OS: Now, let me put something to you that has been put to me. I don’t necessarily agree with it but it is a sentiment that is out there. By not finding anything useful the U.S. can do in space for NASA’s current human space flight budget of $7 billion or $8 billion a year, the committee failed. What’s your reaction to that sentiment?
JG: It’s not failure to point out truth. The truth is the truth. And it is high time that national space policy was made on the basis of truth and not on the basis of convenience. It is not true to say that we found there is nothing NASA can do within its current budget. There are two options laid out in the report that NASA can do with its current budget. What we did not find was a way for NASA to do significant human exploration beyond low Earth orbit in the near term with this current budget. And I don’t like that answer either but that is not going to change it.
With all due respect to Jeff Greason, what the Committee found is that we can do nothing significant beyond Low Earth Orbit, while maintaining the US aerospace work force. The Committee feels it is necessary to fly out the remain shuttle payloads, maintain the station until 2020 and build a heavy lift using traditional techniques and traditional technologies.
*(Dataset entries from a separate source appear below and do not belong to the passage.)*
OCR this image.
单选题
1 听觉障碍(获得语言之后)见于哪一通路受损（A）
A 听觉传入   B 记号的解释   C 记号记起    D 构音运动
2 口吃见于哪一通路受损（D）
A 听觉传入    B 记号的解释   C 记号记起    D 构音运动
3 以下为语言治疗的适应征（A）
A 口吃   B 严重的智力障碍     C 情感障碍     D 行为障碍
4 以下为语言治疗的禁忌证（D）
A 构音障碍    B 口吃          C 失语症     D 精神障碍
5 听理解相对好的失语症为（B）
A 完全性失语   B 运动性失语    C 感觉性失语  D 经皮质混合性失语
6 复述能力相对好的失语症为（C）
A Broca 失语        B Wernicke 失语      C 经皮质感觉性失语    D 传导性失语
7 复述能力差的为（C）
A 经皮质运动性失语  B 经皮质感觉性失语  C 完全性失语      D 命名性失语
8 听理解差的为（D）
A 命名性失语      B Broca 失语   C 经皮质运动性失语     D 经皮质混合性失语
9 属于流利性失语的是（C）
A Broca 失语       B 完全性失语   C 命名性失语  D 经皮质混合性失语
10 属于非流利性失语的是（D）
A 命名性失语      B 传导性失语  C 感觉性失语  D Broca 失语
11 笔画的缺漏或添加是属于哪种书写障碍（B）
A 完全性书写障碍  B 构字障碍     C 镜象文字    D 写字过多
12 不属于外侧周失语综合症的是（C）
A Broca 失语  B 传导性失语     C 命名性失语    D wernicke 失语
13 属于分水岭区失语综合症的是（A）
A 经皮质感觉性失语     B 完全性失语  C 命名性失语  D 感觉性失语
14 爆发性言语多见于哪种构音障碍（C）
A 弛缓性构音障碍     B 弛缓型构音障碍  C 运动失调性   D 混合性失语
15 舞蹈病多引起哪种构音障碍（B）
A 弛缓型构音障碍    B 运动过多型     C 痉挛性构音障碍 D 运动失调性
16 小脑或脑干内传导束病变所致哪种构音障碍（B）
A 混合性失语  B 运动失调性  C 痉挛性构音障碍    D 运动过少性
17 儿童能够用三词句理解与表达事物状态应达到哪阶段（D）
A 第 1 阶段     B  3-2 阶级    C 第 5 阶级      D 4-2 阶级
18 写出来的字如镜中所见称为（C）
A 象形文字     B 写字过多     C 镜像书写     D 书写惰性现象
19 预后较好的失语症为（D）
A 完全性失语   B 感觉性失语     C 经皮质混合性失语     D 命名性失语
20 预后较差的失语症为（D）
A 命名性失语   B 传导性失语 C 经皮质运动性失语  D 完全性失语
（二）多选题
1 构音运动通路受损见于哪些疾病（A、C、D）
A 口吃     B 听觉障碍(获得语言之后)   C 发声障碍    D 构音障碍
Of course there is no money to do anything else. Trying to go beyond earth orbit with all that luggage is impossible. It is like trying to fly with an elephant on your back.
When NASA decided to pursue the shuttle and station instead of lunar development they sealed their fate. NASA might someday be able to again do great things but it must stop being a jobs program to do it. Giving NASA more money now will probably only extend the jobs of the current work force, rather than speed space development.